The intersection of Wi-Fi and cellular is key for supporting voice and data needs, Barrett said.

"After 25 years of talking about convergence, this is the first time we've seen real evidence of convergence between the computing world and communications world," he said.

Cisco, too, is betting big on Wi-Fi and might have carved out a leadership position in what Infonetics Research Inc. estimates will be a $2 billion WLAN hardware market this year.

"We're investing not just in the enterprise space but in the consumer space" with the recent Linksys Group Inc. acquisition, said Charlie Giancarlo, Cisco Systems Inc.'s senior vice president and general manager of product development.

Giancarlo dismissed the efforts by a group of wireless switch start-ups that he said are failing to focus on what customers want. He said customers want to greatly simplify wireless in enterprise networks; they want to "put one box in the wiring closet and have an entire floor covered." Cisco plans to elaborate on its WLAN strategy early next month.

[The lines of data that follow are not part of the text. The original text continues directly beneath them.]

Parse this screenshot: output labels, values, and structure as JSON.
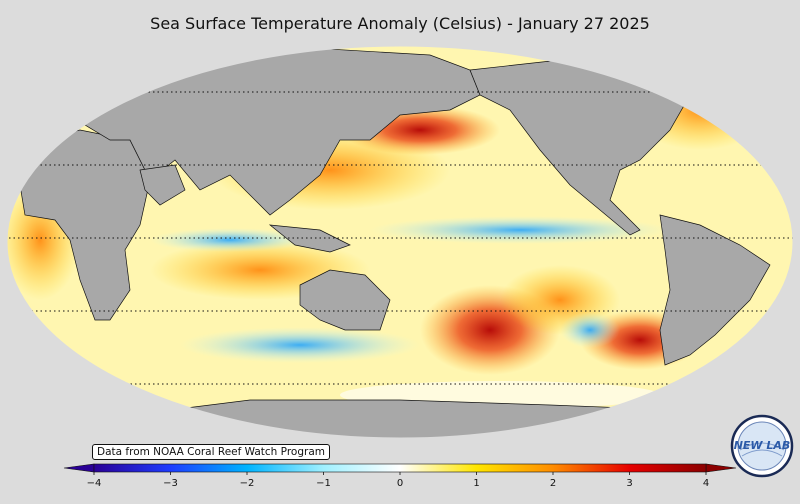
{
  "title": "Sea Surface Temperature Anomaly (Celsius) - January 27 2025",
  "source_note": "Data from NOAA Coral Reef Watch Program",
  "logo_text": "NEW LAB",
  "map": {
    "projection": "Robinson",
    "center_longitude": 150,
    "land_color": "#a8a8a8",
    "sea_ice_color": "#e6e6e6",
    "graticule": "dotted parallels"
  },
  "colorbar": {
    "min": -4,
    "max": 4,
    "ticks": [
      "−4",
      "−3",
      "−2",
      "−1",
      "0",
      "1",
      "2",
      "3",
      "4"
    ],
    "tick_values": [
      -4,
      -3,
      -2,
      -1,
      0,
      1,
      2,
      3,
      4
    ],
    "colors": [
      "#2a0096",
      "#1e3cff",
      "#00b4ff",
      "#a0f0ff",
      "#ffffff",
      "#ffe600",
      "#ff8c00",
      "#e60000",
      "#8c0000"
    ],
    "extend": "both"
  }
}
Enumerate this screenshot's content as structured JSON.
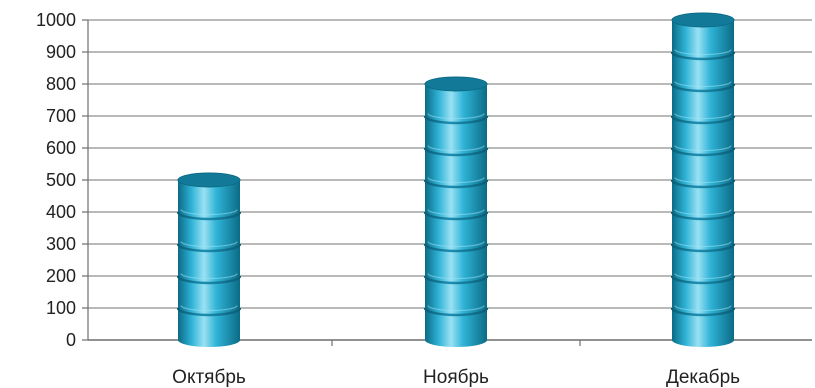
{
  "chart_data": {
    "type": "bar",
    "style": "stacked-cylinder",
    "categories": [
      "Октябрь",
      "Ноябрь",
      "Декабрь"
    ],
    "values": [
      500,
      800,
      1000
    ],
    "ylim": [
      0,
      1000
    ],
    "yticks": [
      0,
      100,
      200,
      300,
      400,
      500,
      600,
      700,
      800,
      900,
      1000
    ],
    "segment_value": 100,
    "grid": true,
    "legend": "none",
    "colors": {
      "gridline": "#8f8f8f",
      "axis": "#6f6f6f",
      "cylinder_mid": "#2fb3d6",
      "cylinder_light": "#9ae1f3",
      "cylinder_dark": "#0b6b86",
      "cylinder_top": "#127a98"
    }
  }
}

Verizon's Babbio said his company's enthusiasm for Wi-Fi is more muted, although he mentioned recently announced plans to convert old pay phones for use as Wi-Fi hot spots and that Verizon Wireless also has Wi-Fi designs. He said the pay phone-to-Wi-Fi service would be an add-on for DSL customers, not for the general public.

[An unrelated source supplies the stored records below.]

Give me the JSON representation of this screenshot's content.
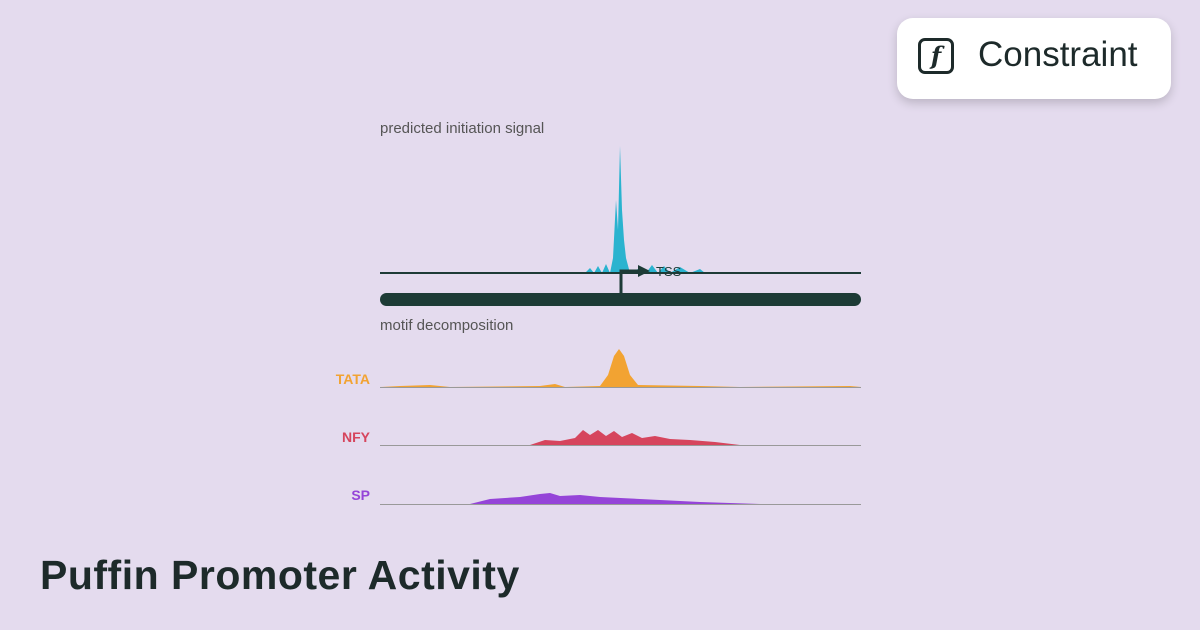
{
  "badge": {
    "label": "Constraint"
  },
  "figure": {
    "signal_label": "predicted initiation signal",
    "tss_label": "TSS",
    "motif_label": "motif decomposition",
    "motifs": [
      "TATA",
      "NFY",
      "SP"
    ]
  },
  "title": "Puffin Promoter Activity"
}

"I'm not sure what the business model is" for public Wi-Fi, he said. "But it's so early, we could be having a totally different conversation next year."

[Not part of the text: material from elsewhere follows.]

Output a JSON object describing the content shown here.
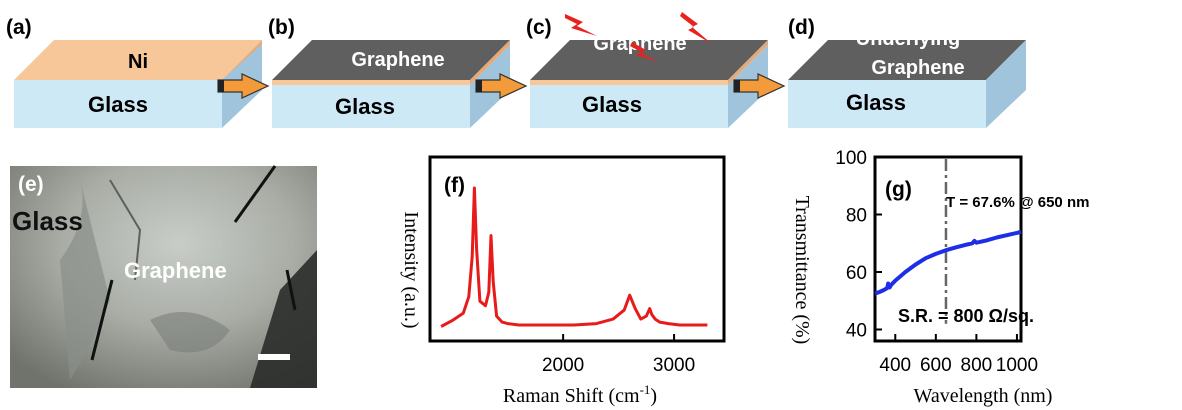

Paul Jacobs, president of Qualcomm Inc.'s Wireless and Internet Group, isn't so sure wireless carriers have big plans for Wi-Fi other than as a fill-in technology.

"I sort of feel trapped back in the Internet bubble days," he said, referring to the buzz surrounding Wi-Fi. When asked if carriers had requested Qualcomm to include Wi-Fi support in the chips it builds for mobile devices, he replied: "They have not asked us to do that."

But he said Wi-Fi could be good for cellular carriers because they are now charging a flat rate to users, and if they can get those paying customers off their cellular networks and onto Wi-Fi networks it could keep their cellular systems from getting overburdened.

Other Wi-Fi discussions at Vortex included a debate between former IBM Vice President of Internet Technology John Patrick and analyst Peter Bernstein of Infonautics Consulting. Patrick was charged with arguing for Wi-Fi as being the most disruptive technology since the Internet, while Bernstein took the opposite view. By show of applause, the audience judged the debate a draw, apparently unconvinced by Patrick's examples of Wi-Fi's promise and ability to reshape social norms.

Wi-Fi at work

Perhaps more persuasive was GM's Scott, who said the automaker spends $3 billion a year on IT. Among its recent projects was replacing almost all proprietary spread spectrum wireless networks with 802.11. One thing he likes about Wi-Fi is that it's a standards, and that fits into an approach at GM whereby the company tries to stick to buying standard technologies to help simplify support and interoperability across its many locations. GM also is looking at voice over Wi-Fi in some areas.

Although GM hasn't experienced huge surprises with Wi-Fi, Scott said the company has used the technology in more places, such as quality control, than originally intended. However, GM doesn't quite trust the technology enough to support applications in the manufacturing process that involve human safety, he said.

Scott cited 3G wireless as the most overhyped technology. "That's something we're not worrying about," he said.

Not that companies aren't without worries about Wi-Fi. Ted Julian, chief strategist for security company Arbor Networks Inc., said Wi-Fi "has some encryption issues" - so much so that Arbor requires Wi-Fi users on its staff to come in through a VPN.